We recommend advice on hydration should build on distinct habitual patterns (such as medication and mealtimes) incrementally, in manageable steps. Tailored to the individual, this should incorporate consideration of their barriers (e.g. continence) and facilitators (e.g. taste). Simply recommending 1.5–2 l of fluid a day is unlikely to bring about change, supported by cases in a US study [25]. This could be achieved with a targeted brief primary care intervention: a short fluid history and identifying habitual times at which drinking more is possible. Such an approach could be based on behaviour change techniques (BCTs). These short interventions build upon a person’s existing habitual factors and can take as little as 8 weeks to result in habit formation [26]. BCTs have been successful in improving dietary habits in older people [27]. This could potentially be delivered by community pharmacists taking on increasingly significant clinical roles and medication reviews in primary care [28].
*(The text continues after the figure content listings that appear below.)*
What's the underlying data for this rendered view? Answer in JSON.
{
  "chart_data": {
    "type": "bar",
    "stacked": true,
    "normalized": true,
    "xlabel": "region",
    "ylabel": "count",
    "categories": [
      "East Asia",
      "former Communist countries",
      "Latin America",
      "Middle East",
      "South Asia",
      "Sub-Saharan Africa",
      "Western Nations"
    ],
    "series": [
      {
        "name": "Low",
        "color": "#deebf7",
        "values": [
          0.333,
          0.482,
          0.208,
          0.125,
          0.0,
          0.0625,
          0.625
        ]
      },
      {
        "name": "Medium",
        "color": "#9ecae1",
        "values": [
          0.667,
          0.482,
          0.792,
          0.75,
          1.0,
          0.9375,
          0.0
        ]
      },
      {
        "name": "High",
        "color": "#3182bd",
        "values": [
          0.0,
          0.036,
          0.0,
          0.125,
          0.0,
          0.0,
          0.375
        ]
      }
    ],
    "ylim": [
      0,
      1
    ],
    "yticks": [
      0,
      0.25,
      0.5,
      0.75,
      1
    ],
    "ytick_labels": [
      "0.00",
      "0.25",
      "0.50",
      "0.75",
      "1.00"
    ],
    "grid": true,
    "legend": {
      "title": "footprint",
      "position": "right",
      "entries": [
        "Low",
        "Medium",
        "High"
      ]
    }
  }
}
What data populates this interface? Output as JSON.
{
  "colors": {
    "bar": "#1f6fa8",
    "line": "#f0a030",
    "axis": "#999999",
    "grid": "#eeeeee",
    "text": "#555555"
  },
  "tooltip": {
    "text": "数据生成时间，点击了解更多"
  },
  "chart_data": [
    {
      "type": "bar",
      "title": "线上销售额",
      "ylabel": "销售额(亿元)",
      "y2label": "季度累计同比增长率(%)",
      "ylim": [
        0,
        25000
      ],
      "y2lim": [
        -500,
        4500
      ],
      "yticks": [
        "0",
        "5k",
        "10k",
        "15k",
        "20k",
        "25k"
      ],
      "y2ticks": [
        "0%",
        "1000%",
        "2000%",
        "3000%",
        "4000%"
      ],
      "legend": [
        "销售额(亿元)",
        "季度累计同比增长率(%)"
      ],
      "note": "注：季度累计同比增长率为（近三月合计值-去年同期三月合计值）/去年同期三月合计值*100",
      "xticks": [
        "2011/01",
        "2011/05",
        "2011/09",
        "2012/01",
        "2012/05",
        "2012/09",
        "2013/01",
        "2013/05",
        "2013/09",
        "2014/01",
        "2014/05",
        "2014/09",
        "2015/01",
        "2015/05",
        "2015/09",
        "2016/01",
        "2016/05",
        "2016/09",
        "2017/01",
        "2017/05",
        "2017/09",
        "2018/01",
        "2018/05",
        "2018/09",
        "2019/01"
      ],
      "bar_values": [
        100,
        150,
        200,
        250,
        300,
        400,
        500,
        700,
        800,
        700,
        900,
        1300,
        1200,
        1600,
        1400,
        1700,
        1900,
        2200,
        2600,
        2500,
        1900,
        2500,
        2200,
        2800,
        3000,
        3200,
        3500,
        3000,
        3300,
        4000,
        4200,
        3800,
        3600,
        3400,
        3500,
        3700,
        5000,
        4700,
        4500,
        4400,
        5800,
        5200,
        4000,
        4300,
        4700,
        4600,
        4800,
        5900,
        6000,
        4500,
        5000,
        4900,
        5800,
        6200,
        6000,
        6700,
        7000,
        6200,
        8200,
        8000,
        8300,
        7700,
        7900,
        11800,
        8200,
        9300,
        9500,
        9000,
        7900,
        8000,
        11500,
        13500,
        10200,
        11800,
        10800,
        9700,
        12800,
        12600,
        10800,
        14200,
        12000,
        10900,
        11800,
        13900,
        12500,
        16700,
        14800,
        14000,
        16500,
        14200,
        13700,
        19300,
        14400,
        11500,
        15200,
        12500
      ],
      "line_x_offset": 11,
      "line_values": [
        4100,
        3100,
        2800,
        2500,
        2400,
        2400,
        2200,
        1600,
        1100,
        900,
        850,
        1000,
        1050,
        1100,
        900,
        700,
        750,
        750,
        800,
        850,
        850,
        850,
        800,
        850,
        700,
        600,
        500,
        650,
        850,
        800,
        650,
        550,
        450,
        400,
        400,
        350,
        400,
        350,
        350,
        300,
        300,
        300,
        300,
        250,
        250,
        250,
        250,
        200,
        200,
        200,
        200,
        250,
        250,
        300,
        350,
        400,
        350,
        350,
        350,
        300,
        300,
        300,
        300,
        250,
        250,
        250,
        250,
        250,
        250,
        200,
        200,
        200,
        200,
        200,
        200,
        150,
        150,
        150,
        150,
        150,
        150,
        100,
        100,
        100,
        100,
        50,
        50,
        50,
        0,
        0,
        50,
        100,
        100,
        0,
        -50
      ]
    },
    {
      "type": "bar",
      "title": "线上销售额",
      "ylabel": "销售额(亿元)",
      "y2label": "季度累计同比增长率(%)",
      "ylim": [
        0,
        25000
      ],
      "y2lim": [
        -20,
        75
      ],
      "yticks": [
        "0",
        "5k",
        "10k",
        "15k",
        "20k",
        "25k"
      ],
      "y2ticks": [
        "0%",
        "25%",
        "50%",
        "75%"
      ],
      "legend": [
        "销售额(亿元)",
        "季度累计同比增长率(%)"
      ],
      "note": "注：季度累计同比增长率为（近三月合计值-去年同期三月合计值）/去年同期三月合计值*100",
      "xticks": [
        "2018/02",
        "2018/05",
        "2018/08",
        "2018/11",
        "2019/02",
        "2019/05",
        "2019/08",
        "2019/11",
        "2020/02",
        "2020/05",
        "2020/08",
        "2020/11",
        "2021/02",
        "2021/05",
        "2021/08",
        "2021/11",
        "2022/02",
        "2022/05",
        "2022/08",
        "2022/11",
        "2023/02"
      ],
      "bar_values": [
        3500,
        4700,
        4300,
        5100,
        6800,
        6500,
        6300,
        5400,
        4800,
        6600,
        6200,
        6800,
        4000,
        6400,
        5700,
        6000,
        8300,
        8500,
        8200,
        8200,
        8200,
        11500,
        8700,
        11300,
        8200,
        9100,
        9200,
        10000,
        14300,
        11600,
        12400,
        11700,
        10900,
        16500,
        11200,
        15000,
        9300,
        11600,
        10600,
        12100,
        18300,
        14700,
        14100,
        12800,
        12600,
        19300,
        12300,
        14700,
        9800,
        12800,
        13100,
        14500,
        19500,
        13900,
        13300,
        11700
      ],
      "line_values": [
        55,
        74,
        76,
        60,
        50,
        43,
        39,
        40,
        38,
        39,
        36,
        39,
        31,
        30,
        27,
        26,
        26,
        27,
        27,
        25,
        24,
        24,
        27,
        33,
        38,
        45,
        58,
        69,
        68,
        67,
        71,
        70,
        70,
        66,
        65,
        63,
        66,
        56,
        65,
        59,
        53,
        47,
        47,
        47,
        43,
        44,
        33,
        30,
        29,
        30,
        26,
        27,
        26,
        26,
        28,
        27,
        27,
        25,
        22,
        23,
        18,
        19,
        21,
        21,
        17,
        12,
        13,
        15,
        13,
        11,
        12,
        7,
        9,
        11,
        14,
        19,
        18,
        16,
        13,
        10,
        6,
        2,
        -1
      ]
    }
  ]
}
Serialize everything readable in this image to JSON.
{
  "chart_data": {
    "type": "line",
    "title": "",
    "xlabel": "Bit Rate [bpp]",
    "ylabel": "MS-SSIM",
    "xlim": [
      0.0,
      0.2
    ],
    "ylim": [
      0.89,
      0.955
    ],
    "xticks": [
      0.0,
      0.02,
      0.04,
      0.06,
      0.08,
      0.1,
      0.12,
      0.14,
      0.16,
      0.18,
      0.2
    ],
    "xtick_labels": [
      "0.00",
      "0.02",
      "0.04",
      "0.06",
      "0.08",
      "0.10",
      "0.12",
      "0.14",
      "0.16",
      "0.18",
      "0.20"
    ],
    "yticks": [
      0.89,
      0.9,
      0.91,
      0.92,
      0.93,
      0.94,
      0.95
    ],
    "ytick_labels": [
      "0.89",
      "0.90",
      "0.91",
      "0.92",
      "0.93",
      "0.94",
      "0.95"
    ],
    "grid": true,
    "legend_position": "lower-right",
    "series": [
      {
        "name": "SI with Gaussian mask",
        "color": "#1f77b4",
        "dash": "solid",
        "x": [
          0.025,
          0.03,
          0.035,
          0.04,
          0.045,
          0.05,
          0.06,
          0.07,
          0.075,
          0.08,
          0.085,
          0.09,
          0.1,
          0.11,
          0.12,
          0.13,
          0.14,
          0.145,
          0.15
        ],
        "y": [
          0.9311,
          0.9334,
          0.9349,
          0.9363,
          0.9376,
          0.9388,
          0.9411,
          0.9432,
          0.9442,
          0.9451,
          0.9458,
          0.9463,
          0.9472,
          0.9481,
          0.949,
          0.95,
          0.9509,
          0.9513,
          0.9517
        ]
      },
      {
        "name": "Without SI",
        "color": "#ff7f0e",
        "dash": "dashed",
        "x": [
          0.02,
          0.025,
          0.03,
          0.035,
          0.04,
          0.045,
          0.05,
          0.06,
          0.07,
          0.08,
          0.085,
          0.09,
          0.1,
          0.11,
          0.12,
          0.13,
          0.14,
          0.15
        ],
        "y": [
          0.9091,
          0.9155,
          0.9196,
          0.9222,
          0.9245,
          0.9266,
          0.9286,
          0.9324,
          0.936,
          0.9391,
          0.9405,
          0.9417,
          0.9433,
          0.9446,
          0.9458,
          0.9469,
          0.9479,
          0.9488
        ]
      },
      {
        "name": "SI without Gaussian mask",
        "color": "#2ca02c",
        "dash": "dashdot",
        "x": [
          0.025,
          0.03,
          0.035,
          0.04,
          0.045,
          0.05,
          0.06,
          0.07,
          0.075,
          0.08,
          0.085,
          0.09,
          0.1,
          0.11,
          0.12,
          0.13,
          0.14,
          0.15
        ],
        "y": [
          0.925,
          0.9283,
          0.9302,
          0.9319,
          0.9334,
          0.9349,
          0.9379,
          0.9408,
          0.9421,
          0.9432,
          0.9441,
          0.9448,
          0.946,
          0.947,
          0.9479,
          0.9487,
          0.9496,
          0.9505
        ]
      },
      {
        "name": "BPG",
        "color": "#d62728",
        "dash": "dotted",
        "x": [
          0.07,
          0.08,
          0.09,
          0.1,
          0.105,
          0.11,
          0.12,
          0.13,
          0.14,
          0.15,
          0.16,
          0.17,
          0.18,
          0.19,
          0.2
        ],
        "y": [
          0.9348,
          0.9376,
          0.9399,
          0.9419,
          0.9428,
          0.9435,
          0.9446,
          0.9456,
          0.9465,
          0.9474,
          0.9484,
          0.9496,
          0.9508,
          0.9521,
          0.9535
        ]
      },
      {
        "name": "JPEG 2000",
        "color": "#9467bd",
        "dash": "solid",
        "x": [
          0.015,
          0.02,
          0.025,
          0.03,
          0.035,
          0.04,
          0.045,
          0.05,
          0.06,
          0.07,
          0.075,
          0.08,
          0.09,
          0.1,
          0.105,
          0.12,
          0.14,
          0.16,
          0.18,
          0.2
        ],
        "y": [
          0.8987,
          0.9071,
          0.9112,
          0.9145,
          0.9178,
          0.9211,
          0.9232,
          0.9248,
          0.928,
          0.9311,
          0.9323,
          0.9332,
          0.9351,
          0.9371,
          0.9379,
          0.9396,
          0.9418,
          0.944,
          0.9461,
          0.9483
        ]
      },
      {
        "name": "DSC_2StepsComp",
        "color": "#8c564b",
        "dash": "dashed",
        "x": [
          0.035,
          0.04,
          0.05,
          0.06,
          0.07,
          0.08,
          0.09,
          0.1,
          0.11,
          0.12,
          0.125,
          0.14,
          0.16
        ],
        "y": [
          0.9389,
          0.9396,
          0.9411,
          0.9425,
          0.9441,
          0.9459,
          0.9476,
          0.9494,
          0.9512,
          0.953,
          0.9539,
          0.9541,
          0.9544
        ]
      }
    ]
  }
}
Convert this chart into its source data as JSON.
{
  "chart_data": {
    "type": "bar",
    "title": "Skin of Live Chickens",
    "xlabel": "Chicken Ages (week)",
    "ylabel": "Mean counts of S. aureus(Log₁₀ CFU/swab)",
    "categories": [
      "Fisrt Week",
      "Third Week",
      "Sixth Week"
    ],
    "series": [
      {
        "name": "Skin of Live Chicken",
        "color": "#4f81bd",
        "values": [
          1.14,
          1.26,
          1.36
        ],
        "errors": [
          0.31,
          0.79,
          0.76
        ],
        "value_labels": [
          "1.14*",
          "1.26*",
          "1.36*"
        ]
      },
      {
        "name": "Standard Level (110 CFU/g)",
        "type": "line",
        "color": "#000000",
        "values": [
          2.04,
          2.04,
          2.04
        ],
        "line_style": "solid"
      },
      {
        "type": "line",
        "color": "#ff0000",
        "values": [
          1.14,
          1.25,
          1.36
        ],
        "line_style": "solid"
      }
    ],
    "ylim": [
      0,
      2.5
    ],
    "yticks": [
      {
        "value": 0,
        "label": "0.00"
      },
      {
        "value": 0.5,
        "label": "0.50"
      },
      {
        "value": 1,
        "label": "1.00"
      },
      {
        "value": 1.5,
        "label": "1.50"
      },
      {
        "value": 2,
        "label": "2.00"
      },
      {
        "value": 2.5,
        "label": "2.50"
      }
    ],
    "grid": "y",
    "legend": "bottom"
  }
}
Future research is needed to explore educational models of intervention in public health and primary care to promote healthy drinking for older people. This could include exploring the role of community allied health professionals, BCTs and understanding older peoples’ perceptions of public health information in the media.
Conclusion
Ideas of healthy drinking and perceptions of the importance of hydration vary. However, knowledge gaps and misconceptions are evident, including how much to drink, which fluids count and an overreliance on thirst as a driver. Fear of urinary incontinence and functional impairment are barriers; acknowledging taste preference and individual factors facilitate drinking well. Distinct habitual drinking patterns with medications and meals exist within individuals. Older people and carers could be better supported to drink well. Building upon habitual factors using BCTs may be most promising, alongside tailored public health education. Multidisciplinary strategies may be most effective for complex older adults.
Supplementary Material
Declaration of Conflicts of Interest
None.
Declaration of Funding
This paper presents independent research funded by the National Institute for Health Research School for Primary Care Research (NIHR SPCR) (Grant Reference Number 377). The views expressed are those of the authors and not necessarily those of the NHS, the NIHR or the Department of Health and Social Care.